Les Ukrainiens disposent d’une soixantaine de brigades de mêlée. On peut en identifier 42 le long de la ligne de front. Où sont les autres ? Certaines sont en protection de Kharkiv et au nord de Kyiv alors que les Russes procèdent à des gesticulations le long de la frontière russe et au Bélarus pour en fixer un maximum. D’autres sont au repos. Il en reste cependant sans doute assez pour compléter les six déjà présentes sur la ligne DV.
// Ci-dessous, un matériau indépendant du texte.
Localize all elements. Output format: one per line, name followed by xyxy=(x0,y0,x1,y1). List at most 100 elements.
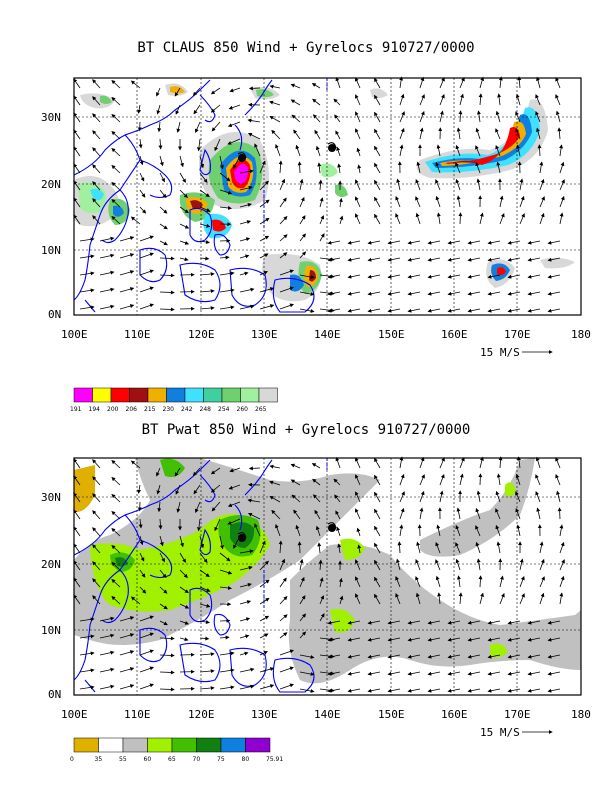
wind-vector xyxy=(399,144,404,157)
wind-vector xyxy=(374,525,381,537)
wind-vector xyxy=(476,110,481,123)
wind-vector xyxy=(259,235,270,242)
wind-vector xyxy=(415,576,421,588)
wind-vector xyxy=(92,164,101,174)
colorbar-label: 35 xyxy=(95,756,103,763)
wind-vector xyxy=(374,576,381,588)
wind-vector xyxy=(467,620,481,625)
wind-vector xyxy=(499,212,505,225)
top-xtick-label: 130E xyxy=(251,328,278,341)
wind-vector xyxy=(555,110,561,123)
wind-vector xyxy=(535,490,541,503)
wind-vector xyxy=(459,473,464,486)
wind-vector xyxy=(279,649,294,656)
wind-vector xyxy=(455,162,461,174)
wind-vector xyxy=(427,620,441,625)
wind-vector xyxy=(495,144,501,157)
wind-vector xyxy=(159,206,168,214)
wind-vector xyxy=(327,291,341,296)
wind-vector xyxy=(210,484,221,493)
wind-vector xyxy=(138,518,143,529)
wind-vector xyxy=(459,77,465,89)
wind-vector xyxy=(279,303,294,310)
wind-vector xyxy=(515,491,521,503)
wind-vector xyxy=(347,671,361,676)
wind-vector xyxy=(407,308,421,313)
wind-vector xyxy=(387,620,401,625)
wind-vector xyxy=(219,205,232,210)
wind-vector xyxy=(527,620,541,625)
wind-vector xyxy=(219,155,224,170)
wind-vector xyxy=(119,304,135,310)
wind-vector xyxy=(158,518,163,530)
wind-vector xyxy=(535,474,541,486)
wind-vector xyxy=(458,110,463,123)
wind-vector xyxy=(347,240,361,245)
wind-vector xyxy=(158,138,163,150)
wind-vector xyxy=(374,213,381,225)
wind-vector xyxy=(79,305,95,310)
wind-vector xyxy=(73,560,81,571)
wind-vector xyxy=(367,688,381,693)
top-ytick-label: 0N xyxy=(48,308,61,321)
wind-vector xyxy=(495,508,501,520)
wind-vector xyxy=(159,223,168,230)
wind-vector xyxy=(495,110,501,123)
wind-vector xyxy=(458,592,463,605)
wind-vector xyxy=(219,569,233,575)
bottom-ytick-label: 10N xyxy=(41,624,61,637)
wind-vector xyxy=(535,94,541,106)
wind-vector xyxy=(539,196,545,208)
wind-vector xyxy=(99,253,115,259)
colorbar-swatch xyxy=(129,387,149,403)
wind-vector xyxy=(527,637,541,642)
wind-vector xyxy=(515,128,521,140)
wind-vector xyxy=(419,110,425,123)
top-ref-vector-label: 15 M/S xyxy=(480,346,520,359)
wind-vector xyxy=(387,688,401,693)
wind-vector xyxy=(318,179,323,191)
wind-vector xyxy=(139,235,154,242)
wind-vector xyxy=(459,456,465,469)
wind-vector xyxy=(559,195,565,208)
wind-vector xyxy=(269,464,281,469)
wind-vector xyxy=(419,507,424,520)
wind-vector xyxy=(455,524,461,537)
wind-vector xyxy=(475,507,481,520)
wind-vector xyxy=(499,593,505,605)
wind-vector xyxy=(416,541,421,554)
wind-vector xyxy=(179,155,184,168)
wind-vector xyxy=(314,129,321,140)
colorbar-label: 75.91 xyxy=(266,756,283,763)
wind-vector xyxy=(139,632,154,639)
colorbar-label: 65 xyxy=(168,756,176,763)
wind-vector xyxy=(435,161,441,174)
wind-vector xyxy=(299,671,315,676)
wind-vector xyxy=(279,286,294,293)
wind-vector xyxy=(527,274,541,279)
wind-vector xyxy=(73,95,81,106)
wind-vector xyxy=(139,206,147,214)
wind-vector xyxy=(211,121,221,132)
wind-vector xyxy=(313,114,321,123)
wind-vector xyxy=(73,78,81,89)
wind-vector xyxy=(137,104,142,114)
wind-vector xyxy=(313,494,321,503)
wind-vector xyxy=(467,637,481,642)
wind-vector xyxy=(159,189,167,199)
wind-vector xyxy=(239,684,255,690)
wind-vector xyxy=(219,635,230,640)
wind-vector xyxy=(299,274,315,279)
wind-vector xyxy=(535,111,541,123)
wind-vector xyxy=(92,198,101,208)
wind-vector xyxy=(139,303,154,310)
wind-vector xyxy=(447,291,461,296)
wind-vector xyxy=(138,138,143,149)
wind-vector xyxy=(495,490,501,503)
wind-vector xyxy=(439,457,445,469)
wind-vector xyxy=(259,304,275,310)
wind-vector xyxy=(79,668,95,673)
wind-vector xyxy=(119,667,135,673)
wind-vector xyxy=(239,634,250,639)
wind-vector xyxy=(299,688,315,693)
Il faut toujours s’intéresser aux brigades blindées (BB) ukrainiennes, car ce sont leurs forces de choc dans les espaces un peu ouverts. Les 3e et 4e BB sont dans le Donbass, la 17e qui s’y trouvait a disparu des radars, ainsi que la 5e BB, formation de réserve intacte et équipée des chars T-72M1 fournis par la Pologne et des véhicules de combat d’infanterie YPR-765 néerlandais. Quant à la 1ère BB, la plus puissante de toutes, elle se trouve justement en arrière de la ligne DV. On note aussi dans le secteur la présence de deux brigades d’artillerie, une densité inhabituellement forte. En face, après la 58e armée russe, affaiblie par de nombreux prélèvements, on trouve aussi en réserve entre la centrale nucléaire d’Enerhodar et la Crimée les petites 36e et 5e armée, à moins qu’une ou une partie d’entre elles ait été rappelée au nord.
Une opération importante nécessite un état-major pour la planifier et la conduire. L’état-major de la zone Sud conduit la bataille de Kherson et celui de la zone Nord s’occupe de la bataille du Donbass. Il n’est pas évident que ce dernier ait la capacité de gérer une nouvelle offensive. Auquel cas, on peut concevoir l’appel à un autre état-major, celui de la zone ouest par exemple, inactif depuis des mois. Il faut considérer aussi toute la logistique nécessaire à une troisième offensive. Il n’est pas évident que les Ukrainiens aient toutes ces ressources, et il sera peut-être nécessaire d’attendre l’arrêt d’une des deux offensives en cours, mais s’ils en disposent ils ont effectivement tout intérêt à attaquer entre Orikhiv, Houliaïpole et Vouhledar, prioritairement sur les deux premiers, car ce sont les points qui offrent le plus de possibilités. La prise de Tokmak serait déjà un grand succès, celle de Melitopol marquerait le glas de la présence russe dans les provinces de Kherson et Zaporijia et presque le retour aux lignes du 24 février, premier seuil stratégique.